Resta peraltro da interrogarsi sulla portata della previsione in commento, di chiara finalità antielusiva e orientata a escludere che il limite massimo di durata del tirocinio venga aggirato attraverso il passaggio del medesimo tirocinante da una società all’altra appartenente al medesimo gruppo. Non esistono dati ufficiali su quanti, tra gli oltre 250mila tirocini extracurriculari attivati ogni anno in Italia (e in costante calo), siano effettivamente coinvolti in prolungati e reiterati percorsi infragruppo ma, per chi osserva le dinamiche del mercato del lavoro e in particolare della transizione scuola-università-lavoro, è fatto risaputo che le sacche di sfruttamento della giovane forza-lavoro e di abuso dei tirocini non si nascondono nei grandi gruppi di imprese, invero spesso dotati di codici di condotta o comunque di una organizzazione che non poggia il suo funzionamento su prassi di questo tipo.
I dati Inapp suggeriscono infatti di non sovrastimare la portata di questa specifica fattispecie. La reiterazione del tirocinio, nei casi di interruzione, cresce infatti con l’età: tra gli over-40 è più frequente l’attivazione di un nuovo tirocinio, verosimilmente per mancanza di alternative occupazionali più che per effetto di strategie elusive dei grandi gruppi. Anche tra i tirocini conclusi, a sei mesi dal termine, solo nell’8,5% dei casi segue un nuovo tirocinio. Il fenomeno esiste, dunque, ma non sembra coincidere necessariamente con quello intercettato dalla nuova previsione.
Quello che colpisce dell’intervento legislativo, in questo senso, è proprio il carattere meramente manutentivo della novella, che lascia inalterato un quadro normativo profondamente disorganico che rimane, ancora oggi, in attesa di implementazione. È infatti noto che la legge di bilancio del 2022 assegnava alla Conferenza Stato-Regioni un termine di 180 giorni per l’adozione di nuove linee guida per la regolazione di tirocini di qualità (M. Tiraboschi, Come mettere il carro davanti ai buoi. Brevi note sui tirocini dopo la legge di bilancio per il 2022, in Bollettino Adapt, 31 gennaio 2022). Il termine è stato ampiamente disatteso e il dialogo tra Stato e Regioni sul punto si è prima acceso e poi, gradualmente, arenato. In materia, del resto, è sopraggiunta anche una sentenza della Corte costituzionale (sent. n. 70/2023) che, proprio sollecitata da alcune Regioni, ha censurato la previsione di legge nella parte in cui imponeva la revisione delle precedenti Linee guida del 2017 limitando l’ambito di applicazione dei tirocini ai soggetti con difficoltà di inclusione sociale, in quanto invasiva della competenza esclusiva regionale in materia di formazione professionale (L. Citterio, Legge di Bilancio 2022 e tirocini extracurriculari: Regione Veneto ricorre alla Corte Costituzionale, in Bollettino Adapt, 16 maggio 2022).

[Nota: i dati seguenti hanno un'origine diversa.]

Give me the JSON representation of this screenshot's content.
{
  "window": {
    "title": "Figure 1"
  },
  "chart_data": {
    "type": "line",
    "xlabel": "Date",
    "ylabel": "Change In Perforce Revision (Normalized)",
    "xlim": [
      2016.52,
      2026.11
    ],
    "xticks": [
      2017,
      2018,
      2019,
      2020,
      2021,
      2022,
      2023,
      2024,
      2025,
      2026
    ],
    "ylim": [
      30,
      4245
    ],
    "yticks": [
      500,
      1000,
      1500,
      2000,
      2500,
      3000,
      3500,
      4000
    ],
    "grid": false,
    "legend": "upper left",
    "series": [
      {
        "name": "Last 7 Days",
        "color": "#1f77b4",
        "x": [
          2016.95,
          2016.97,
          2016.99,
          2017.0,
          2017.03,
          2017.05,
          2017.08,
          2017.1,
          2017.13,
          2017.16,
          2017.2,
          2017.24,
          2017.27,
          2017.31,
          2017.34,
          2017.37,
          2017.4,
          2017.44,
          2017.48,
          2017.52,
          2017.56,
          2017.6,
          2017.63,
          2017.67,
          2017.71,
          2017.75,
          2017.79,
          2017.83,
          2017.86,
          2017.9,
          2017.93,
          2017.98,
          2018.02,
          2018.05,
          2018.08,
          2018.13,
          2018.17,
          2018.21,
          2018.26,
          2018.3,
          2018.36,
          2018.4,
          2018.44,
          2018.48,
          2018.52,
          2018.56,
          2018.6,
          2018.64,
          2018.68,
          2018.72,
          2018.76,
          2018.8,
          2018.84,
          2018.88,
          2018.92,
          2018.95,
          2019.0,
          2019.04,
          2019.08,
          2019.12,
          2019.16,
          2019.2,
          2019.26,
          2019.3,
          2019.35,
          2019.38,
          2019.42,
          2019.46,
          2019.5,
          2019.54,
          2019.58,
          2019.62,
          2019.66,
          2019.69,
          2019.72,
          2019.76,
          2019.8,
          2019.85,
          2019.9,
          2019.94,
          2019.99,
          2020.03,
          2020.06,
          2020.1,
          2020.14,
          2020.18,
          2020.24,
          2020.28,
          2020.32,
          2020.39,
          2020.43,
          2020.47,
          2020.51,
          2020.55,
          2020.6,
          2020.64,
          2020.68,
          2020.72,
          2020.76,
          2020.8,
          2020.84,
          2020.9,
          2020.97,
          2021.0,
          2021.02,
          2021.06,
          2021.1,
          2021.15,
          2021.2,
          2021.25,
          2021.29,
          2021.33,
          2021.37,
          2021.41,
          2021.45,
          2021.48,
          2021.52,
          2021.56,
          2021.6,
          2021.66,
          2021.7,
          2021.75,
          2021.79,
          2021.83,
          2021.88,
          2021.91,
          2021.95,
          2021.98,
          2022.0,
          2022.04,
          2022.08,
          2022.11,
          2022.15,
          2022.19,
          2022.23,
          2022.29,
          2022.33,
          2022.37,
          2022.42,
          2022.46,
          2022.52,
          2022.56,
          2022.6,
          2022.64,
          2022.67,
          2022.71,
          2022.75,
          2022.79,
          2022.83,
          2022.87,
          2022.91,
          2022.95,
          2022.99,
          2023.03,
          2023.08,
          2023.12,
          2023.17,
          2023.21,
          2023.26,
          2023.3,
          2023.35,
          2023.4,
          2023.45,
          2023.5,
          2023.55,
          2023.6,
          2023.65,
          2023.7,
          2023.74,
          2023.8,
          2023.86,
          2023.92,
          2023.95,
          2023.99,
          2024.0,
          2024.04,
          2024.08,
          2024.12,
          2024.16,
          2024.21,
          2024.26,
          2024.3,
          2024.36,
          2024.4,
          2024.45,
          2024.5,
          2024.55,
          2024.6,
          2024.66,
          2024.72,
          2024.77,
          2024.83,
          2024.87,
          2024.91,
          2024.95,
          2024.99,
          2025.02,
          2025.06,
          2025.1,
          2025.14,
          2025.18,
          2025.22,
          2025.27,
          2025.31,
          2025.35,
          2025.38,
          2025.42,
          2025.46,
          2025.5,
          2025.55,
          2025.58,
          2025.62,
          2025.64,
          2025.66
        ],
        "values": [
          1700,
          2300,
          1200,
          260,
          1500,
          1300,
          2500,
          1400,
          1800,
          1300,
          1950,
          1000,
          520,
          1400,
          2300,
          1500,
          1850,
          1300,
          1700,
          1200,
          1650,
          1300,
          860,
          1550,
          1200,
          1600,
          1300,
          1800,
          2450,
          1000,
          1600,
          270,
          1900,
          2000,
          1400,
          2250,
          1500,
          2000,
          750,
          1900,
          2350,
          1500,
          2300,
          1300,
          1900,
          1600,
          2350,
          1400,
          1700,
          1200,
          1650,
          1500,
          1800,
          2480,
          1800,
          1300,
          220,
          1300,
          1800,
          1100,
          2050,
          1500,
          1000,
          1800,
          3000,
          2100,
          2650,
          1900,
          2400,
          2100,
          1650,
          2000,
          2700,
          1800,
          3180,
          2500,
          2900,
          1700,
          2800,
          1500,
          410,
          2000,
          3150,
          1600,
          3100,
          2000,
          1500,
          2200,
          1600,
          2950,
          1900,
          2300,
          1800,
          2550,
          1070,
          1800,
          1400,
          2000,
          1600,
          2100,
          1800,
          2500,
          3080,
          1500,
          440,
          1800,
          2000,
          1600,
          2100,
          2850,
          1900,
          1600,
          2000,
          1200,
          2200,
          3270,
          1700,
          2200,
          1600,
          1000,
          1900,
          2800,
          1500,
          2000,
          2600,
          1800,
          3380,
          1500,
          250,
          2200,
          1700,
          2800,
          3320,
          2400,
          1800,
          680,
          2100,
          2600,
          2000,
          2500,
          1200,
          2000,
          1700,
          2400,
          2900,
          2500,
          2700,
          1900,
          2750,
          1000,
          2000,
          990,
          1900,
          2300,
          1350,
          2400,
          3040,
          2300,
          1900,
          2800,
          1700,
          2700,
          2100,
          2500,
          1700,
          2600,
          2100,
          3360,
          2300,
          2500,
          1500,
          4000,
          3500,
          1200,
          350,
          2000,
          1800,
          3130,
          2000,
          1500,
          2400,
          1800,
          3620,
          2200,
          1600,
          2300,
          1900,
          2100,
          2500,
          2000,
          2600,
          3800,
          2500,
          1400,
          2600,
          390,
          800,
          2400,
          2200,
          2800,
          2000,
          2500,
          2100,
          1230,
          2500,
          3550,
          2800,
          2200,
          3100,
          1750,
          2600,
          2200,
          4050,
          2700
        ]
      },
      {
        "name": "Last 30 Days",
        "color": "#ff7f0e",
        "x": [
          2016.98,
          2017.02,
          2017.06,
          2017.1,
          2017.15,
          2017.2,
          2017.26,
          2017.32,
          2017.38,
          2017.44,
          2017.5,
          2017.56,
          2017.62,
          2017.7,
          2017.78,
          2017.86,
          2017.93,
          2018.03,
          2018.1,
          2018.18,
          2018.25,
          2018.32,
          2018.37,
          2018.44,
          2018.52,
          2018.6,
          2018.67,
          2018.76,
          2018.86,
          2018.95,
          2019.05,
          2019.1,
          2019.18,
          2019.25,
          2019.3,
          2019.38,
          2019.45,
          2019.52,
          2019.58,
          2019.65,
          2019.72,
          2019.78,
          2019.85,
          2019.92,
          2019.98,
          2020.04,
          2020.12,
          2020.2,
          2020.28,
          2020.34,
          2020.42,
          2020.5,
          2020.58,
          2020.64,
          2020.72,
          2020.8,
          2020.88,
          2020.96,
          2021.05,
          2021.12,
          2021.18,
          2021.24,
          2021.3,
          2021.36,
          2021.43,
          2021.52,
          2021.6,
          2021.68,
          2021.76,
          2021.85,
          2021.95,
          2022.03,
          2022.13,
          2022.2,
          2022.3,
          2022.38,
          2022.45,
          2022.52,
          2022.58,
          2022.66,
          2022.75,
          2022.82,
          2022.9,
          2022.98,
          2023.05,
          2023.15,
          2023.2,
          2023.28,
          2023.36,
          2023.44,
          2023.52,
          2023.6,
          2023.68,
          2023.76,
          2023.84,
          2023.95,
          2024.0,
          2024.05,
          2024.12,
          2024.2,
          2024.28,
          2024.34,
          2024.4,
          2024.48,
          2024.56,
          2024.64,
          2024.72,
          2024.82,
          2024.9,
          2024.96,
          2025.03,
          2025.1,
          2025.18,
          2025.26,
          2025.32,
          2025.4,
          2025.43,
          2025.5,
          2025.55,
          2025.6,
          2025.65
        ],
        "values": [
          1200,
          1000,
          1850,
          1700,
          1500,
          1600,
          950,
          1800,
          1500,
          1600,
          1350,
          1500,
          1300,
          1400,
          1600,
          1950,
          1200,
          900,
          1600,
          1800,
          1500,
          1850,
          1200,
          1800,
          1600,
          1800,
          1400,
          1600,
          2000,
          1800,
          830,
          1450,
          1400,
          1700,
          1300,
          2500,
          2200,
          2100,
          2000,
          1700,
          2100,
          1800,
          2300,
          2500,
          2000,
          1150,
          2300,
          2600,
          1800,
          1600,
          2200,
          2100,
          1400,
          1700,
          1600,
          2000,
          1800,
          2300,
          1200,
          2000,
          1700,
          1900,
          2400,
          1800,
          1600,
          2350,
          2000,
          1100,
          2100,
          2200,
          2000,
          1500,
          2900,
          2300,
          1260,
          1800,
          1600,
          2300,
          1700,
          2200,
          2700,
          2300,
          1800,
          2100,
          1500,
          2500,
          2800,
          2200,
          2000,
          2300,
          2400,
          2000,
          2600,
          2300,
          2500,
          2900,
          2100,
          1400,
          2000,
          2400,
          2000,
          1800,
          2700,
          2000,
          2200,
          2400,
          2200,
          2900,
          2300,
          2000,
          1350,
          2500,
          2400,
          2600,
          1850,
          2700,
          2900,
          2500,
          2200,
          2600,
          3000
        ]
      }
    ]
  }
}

Da un lato, dunque, la legge lato sensu delega di nuove linee guida è rimasta disattesa e comunque falcidiata dall’intervento dei giudici costituzionali. Dall’altro lato, al contempo, permane un parziale vuoto normativo che la stessa legge n. 234/2021 aveva creato abrogando la precedente fonte legislativa nazionale di riferimento, cioè la disciplina introdotta dalla legge Fornero, sulla quale si fondavano le linee guida del 2017 e, indirettamente, le discipline regionali tuttora vigenti.

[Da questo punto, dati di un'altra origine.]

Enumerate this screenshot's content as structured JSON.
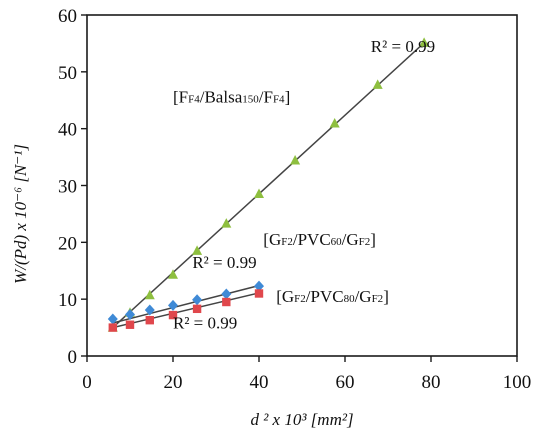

In questa assenza di cornice nazionale si colloca il nuovo comma 726-bis, con cui il legislatore, a ben vedere, non interviene per ricostruire una disciplina generale dei tirocini extracurriculari, ma si limita, piuttosto, a introdurre una misura puntuale senza toccare i principali nodi della transizione scuola-università-lavoro in Italia, storicamente caratterizzata da percorsi frammentati, bassi livelli occupazionali giovanili e problemi di qualità formativa delle esperienze di ingresso nel mercato del lavoro. Problemi strutturali dei tirocini che, del resto, da tempi non sospetti, anche in questa sede, hanno portato gli osservatori a proporre financo l’abrogazione dei tirocini (M. Colombo, F. Seghezzi, M. Tiraboschi, Abolire i tirocini extra-curriculari? Le ragioni di una giusta battaglia, in Bollettino Adapt, 22 settembre 2025), a favore di altri schemi giuridici più strutturati, come il contratto di apprendistato che, anche quando carente nella sua dimensione formativa e di raccordo tra sistema produttivo e sistema educativo-formativo, come accade in larga parte dei casi (M. Colombo, Contributo allo studio del moderno apprendistato. Una lezione dal passato su mestieri, innovazione, corpi intermedi, Adapt University Press, 2025; G. Impellizzieri, Contributo allo studio giuridico del sistema dell’apprendistato. Seconda edizione, Adapt University Press, 2025), quantomeno inquadra il rapporto tra giovane e azienda in un assetto più stabile e garantista.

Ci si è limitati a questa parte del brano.